Roger Kabler is a kinetic tornado as the neurotic, tightly wired soul- sounding Bobby, whom the doubting Mrs. Washington (Anna Maria Horsford) retains despite her wish to uphold the station’s all-black tradition established under her late husband, whose ashes she keeps in an urn on her desk.
Although overbearing at times, hair-trigger impressionist Soul is funny in spurts as he plays off the skepticism of his new employer, who grants him a week’s trial in this African-American station where he immediately becomes the butt of ethnic jokes.
He gets a taste of it when meeting another deejay known as the Love Man (Troy Curvey Jr.).
“I’m the Love Man.”
“I’m the white man.”
“All in all, I’d rather be the Love Man.”
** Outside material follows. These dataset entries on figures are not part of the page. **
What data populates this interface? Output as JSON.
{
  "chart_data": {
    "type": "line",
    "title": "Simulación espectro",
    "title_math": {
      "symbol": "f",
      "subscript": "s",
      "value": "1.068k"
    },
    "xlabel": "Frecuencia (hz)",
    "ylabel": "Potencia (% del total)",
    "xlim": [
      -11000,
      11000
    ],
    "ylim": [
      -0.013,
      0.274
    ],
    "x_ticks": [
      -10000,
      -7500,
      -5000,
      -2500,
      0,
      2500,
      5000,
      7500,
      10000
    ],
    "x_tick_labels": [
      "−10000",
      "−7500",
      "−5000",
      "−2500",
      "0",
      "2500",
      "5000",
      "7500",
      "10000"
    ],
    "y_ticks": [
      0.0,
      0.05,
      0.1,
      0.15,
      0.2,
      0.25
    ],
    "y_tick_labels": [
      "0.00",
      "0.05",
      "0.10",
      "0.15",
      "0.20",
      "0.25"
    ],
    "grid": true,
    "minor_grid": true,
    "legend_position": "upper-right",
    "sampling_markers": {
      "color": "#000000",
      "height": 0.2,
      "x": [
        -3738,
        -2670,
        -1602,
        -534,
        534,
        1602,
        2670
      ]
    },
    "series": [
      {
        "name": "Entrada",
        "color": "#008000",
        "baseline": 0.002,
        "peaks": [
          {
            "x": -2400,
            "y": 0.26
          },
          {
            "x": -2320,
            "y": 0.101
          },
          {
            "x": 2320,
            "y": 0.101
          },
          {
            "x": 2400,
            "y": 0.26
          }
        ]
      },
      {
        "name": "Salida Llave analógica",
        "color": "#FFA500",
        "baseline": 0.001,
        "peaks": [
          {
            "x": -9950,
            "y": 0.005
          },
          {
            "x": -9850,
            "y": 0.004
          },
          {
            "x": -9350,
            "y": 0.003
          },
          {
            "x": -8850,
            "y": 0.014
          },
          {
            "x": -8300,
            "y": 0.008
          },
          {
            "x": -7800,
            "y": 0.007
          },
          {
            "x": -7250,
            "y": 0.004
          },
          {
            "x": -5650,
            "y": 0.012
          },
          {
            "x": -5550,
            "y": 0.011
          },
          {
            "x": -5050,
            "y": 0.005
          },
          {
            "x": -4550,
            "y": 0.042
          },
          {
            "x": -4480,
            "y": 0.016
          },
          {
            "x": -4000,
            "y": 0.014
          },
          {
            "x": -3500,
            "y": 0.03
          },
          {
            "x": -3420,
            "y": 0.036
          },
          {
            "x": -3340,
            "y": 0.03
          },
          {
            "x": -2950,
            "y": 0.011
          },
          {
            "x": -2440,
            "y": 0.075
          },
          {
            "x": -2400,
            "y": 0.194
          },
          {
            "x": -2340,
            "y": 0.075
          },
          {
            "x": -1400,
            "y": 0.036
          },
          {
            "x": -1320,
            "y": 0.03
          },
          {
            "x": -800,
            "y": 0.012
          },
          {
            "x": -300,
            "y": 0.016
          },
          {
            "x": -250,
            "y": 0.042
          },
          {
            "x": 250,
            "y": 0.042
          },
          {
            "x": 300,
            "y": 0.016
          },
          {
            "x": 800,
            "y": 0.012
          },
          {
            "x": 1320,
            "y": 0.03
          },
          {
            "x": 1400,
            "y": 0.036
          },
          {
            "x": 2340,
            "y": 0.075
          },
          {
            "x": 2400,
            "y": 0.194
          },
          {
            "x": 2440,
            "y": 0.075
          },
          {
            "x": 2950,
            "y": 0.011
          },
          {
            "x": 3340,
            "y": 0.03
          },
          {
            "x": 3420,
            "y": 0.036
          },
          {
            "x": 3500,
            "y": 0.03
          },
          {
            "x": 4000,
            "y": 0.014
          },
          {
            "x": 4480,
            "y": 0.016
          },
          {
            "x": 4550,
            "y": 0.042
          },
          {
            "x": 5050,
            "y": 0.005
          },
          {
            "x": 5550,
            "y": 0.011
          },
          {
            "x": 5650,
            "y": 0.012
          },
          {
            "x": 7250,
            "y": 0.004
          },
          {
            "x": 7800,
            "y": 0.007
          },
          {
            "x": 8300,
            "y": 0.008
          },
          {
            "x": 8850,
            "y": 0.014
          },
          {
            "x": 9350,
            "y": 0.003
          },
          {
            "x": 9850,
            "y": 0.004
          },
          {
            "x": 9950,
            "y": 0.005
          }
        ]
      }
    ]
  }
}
Other staff members support Bobby. His main nemesis seems to be Mrs. Washington, whose coolness he directly confronts. “Give your favorite white person a hug,” he says. She does, but uncomfortably, as if being forced to embrace a sewer rat. And her shocked reaction to the kiss he gives her recalls Sammy Davis Jr. planting a wet one on a horrified Archie Bunker.
Whether “Rhythm & Blues” becomes a sort of reverse “All in the Family” remains to be seen. Whatever the case, though, its ethnic dynamics may turn out to be at least as notable as its comedy.